Self skin examination is very useful for detecting melanoma. In 1985, the ABCD acronym was introduced to help people identify suspicious moles themselves.
A = Asymmetry
B = Border irregularity
C = Colour irregularity
D = Diameter > 6mm
The E was a later but very important addition.
E = Evolving (changing)
Since that time, many of us have changed the D from diameter to DIFFERENT (i.e an 'ugly-duckling' mole that looks different for any of your other moles).
A late 2017 study reported in the Journal of the American Academy of Dermatology tested the utility of just the Ugly Duckling sign versus the ABCD acronym for simulated moles in 101 adult volunteers. The ugly duckling sign demonstrated superior accuracy of melanoma recognition, and better specificity than the ABCD group.
This is a simulated study in a relatively small number of participants, but it underlines the usefulness of a very simple tool that may increase the pick-up of melanoma by all of us. We tend to teach the whole ABCDE (with D as different) but given this data, possibly using just the D on its own is easier and more effective.
A lot has been written lately about sunscreens in the medical literature and the press. One comment you will read frequently is that there is very little benefit to an SPF (Sun protection factor) higher than SPF30. The basis behind this advice is scientifically sound.
Approximate UVB ray blockade:
SPF15 sunscreens block 93%
SPF30 sunscreens block 97%
SPF50 sunscreens block 98%
Looking at these figures, it would certainly seem reasonable to conclude, increasing SPF above 30 provides very little additional benefit.
However, standard SPF laboratory testing that dictates a sunscreens SPF rating is very different from how sunscreens are used in real life. Multiple studies have confirmed the fact that we do not apply our sunscreen anywhere near as thick as in the standardised SPF testing protocol (2 mg/cm2). When we apply our sunscreen at the beach, we are likely to be getting considerably less protection than the product provided in the laboratory setting. Therefore, using a higher SPF rated product will help cover the difference between testing and real-life usage.
This has now been proven in a December 2017 study published in the Journal of the American Academy of Dermatology. Nearly 200 people were randomised to apply a SPF50 sunscreen to one side of their face, and a SPF100 sunscreen to the opposite side of their face without knowing which was which. No advice was given as to the amount, or how to apply the sunscreen, so the experiment was closer to representing real-life usage. Independent and the subjects' own assessment of sunburn scores following sun exposure both showed significantly higher sunburn on the SPF50 side of the face compared to the SPF100 side.

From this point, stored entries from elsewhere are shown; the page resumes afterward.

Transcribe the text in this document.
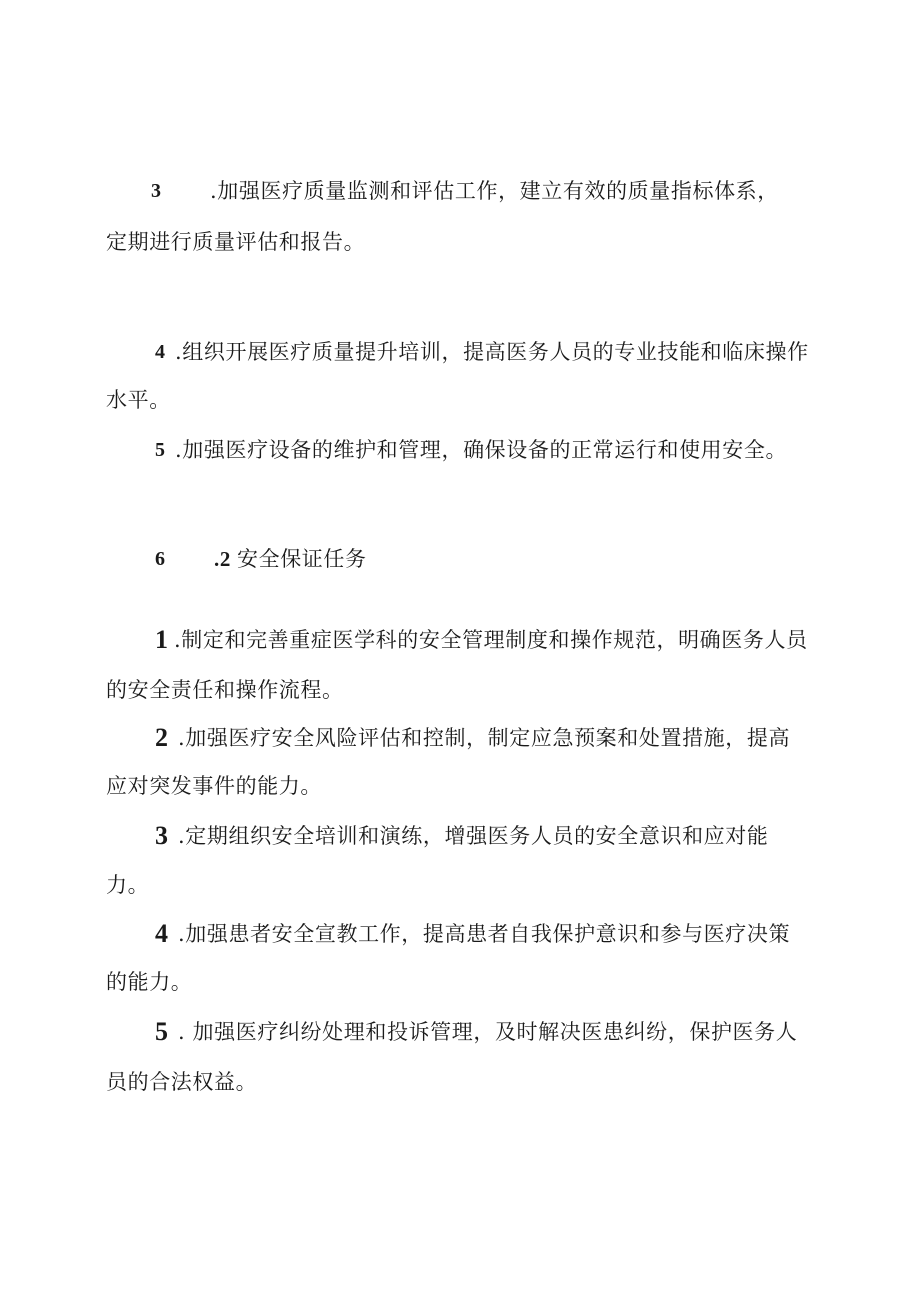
3 .加强医疗质量监测和评估工作，建立有效的质量指标体系，
定期进行质量评估和报告。
4 .组织开展医疗质量提升培训，提高医务人员的专业技能和临床操作
水平。
5 .加强医疗设备的维护和管理，确保设备的正常运行和使用安全。
6 .2 安全保证任务
1 .制定和完善重症医学科的安全管理制度和操作规范，明确医务人员
的安全责任和操作流程。
2 .加强医疗安全风险评估和控制，制定应急预案和处置措施，提高
应对突发事件的能力。
3 .定期组织安全培训和演练，增强医务人员的安全意识和应对能
力。
4 .加强患者安全宣教工作，提高患者自我保护意识和参与医疗决策
的能力。
5 . 加强医疗纠纷处理和投诉管理，及时解决医患纠纷，保护医务人
员的合法权益。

There is also a second reason why a higher SPF sunscreen is likely to be more desirable. Broad-spectrum sunscreens (which are universally recommended as the best) can only be labelled 'broad-spectrum' when their UVA protection is at least 30% of the UVB protection (the SPF rating is based on UVB testing alone). UVA is a longer wavelength radiation present in the sun which has been implicated in both skin cancer and sun-damage to the skin. A higher SPF sunscreen therefore offers a higher UVA protection and therefore better broad-spectrum protection.
Sunscreens are only filters and do not block all of the sun's harmful radiation. They should be used in conjunction with other sun-protection behaviours such as seeking shade, using clothing and sunglasses, and keeping out of the sun in the middle of the day when the UV levels are at their highest. However, it seems higher SPF rated sunscreens do indeed offer increased protection when used in real life.